The second thing that hits you (it certainly hit me) was how few wires hold this whale up. The timing for Dippy’s replacement has come too soon for many, but at the right time for the mechanics of this project. The antiquated methods of holding skeletons together and upright are breezily blown aside by the elegance and unobtrusiveness of Hope’s framework. Hanging above a new minimal welcome desk, she does not so much loom, as float. It’s almost like that was intentional…
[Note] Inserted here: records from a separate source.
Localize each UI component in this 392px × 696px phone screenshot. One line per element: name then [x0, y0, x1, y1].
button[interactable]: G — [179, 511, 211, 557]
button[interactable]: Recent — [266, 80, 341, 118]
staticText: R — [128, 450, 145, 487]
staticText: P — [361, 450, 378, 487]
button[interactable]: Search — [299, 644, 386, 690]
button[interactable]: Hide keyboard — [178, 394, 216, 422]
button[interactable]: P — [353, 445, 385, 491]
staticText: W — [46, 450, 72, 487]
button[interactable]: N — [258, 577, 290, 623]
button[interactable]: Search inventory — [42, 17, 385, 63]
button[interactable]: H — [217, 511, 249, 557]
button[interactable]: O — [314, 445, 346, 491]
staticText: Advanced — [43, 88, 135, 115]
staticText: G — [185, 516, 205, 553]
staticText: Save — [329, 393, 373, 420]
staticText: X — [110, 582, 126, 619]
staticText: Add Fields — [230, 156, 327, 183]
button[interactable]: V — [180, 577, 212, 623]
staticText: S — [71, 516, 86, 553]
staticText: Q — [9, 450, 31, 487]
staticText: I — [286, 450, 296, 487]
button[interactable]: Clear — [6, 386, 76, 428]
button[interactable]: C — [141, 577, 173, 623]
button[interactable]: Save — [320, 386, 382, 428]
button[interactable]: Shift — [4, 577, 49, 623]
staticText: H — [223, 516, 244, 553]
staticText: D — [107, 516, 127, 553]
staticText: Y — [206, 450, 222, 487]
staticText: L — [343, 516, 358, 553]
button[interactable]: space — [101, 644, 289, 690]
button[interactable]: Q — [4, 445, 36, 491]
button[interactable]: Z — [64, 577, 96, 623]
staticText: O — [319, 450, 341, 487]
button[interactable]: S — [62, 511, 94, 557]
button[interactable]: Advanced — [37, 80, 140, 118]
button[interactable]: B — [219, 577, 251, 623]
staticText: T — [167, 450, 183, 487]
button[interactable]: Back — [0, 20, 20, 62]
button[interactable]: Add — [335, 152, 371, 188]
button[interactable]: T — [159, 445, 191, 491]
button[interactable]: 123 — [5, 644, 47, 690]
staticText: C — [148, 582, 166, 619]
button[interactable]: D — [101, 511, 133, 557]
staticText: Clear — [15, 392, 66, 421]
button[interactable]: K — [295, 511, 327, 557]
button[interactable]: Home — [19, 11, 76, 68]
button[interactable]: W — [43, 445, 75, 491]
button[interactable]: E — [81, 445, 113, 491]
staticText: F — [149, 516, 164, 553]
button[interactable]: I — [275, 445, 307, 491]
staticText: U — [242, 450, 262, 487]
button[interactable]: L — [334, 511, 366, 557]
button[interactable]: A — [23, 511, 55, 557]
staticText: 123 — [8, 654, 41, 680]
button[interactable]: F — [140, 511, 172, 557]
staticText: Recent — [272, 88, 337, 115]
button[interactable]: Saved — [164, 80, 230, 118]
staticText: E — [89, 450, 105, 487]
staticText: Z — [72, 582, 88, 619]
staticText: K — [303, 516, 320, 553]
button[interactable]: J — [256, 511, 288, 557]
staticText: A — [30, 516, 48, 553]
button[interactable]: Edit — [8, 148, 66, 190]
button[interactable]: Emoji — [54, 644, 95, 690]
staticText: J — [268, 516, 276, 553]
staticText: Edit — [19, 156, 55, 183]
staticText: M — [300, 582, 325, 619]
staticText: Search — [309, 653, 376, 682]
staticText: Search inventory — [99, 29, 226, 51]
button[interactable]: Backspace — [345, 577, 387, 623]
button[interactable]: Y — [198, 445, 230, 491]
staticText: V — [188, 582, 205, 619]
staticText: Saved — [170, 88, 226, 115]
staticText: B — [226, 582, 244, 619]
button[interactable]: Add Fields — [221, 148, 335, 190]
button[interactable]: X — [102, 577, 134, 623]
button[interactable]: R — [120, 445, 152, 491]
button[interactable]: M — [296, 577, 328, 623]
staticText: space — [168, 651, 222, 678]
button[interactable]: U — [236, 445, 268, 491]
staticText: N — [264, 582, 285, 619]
The installation of Hope allowed the Natural History Museum to make a number of other changes to the displays in Hintze Hall. The alcove displays are roughly the same, however they have been streamlined, and benefit hugely from the gorgeous new display cases in which they are now housed. These new display cases are a delight; they have minimal frames, and large glass panels which minimises viewer obstruction. The cases running along either balcony deserve particular mention. They rise to an impressive 3 metres high at least, and showcase (pun intended) some exciting new ideas about exhibiting objects. The displays within each are a delight, packed with dynamic 3-dimensional arrays, breathing life back into the creatures interred within, and reasserting the authority of the beautiful stone samples.
Like many people, I welcome the installation of Hope. Dippy was fun, in the same way that imaginatively reconstructed Greek statues are fun, but he was not representative of what the Natural History Museum is and does. Now with Hope pride of place, perhaps this museum can establish it’s impact on the course of the future as much as the past.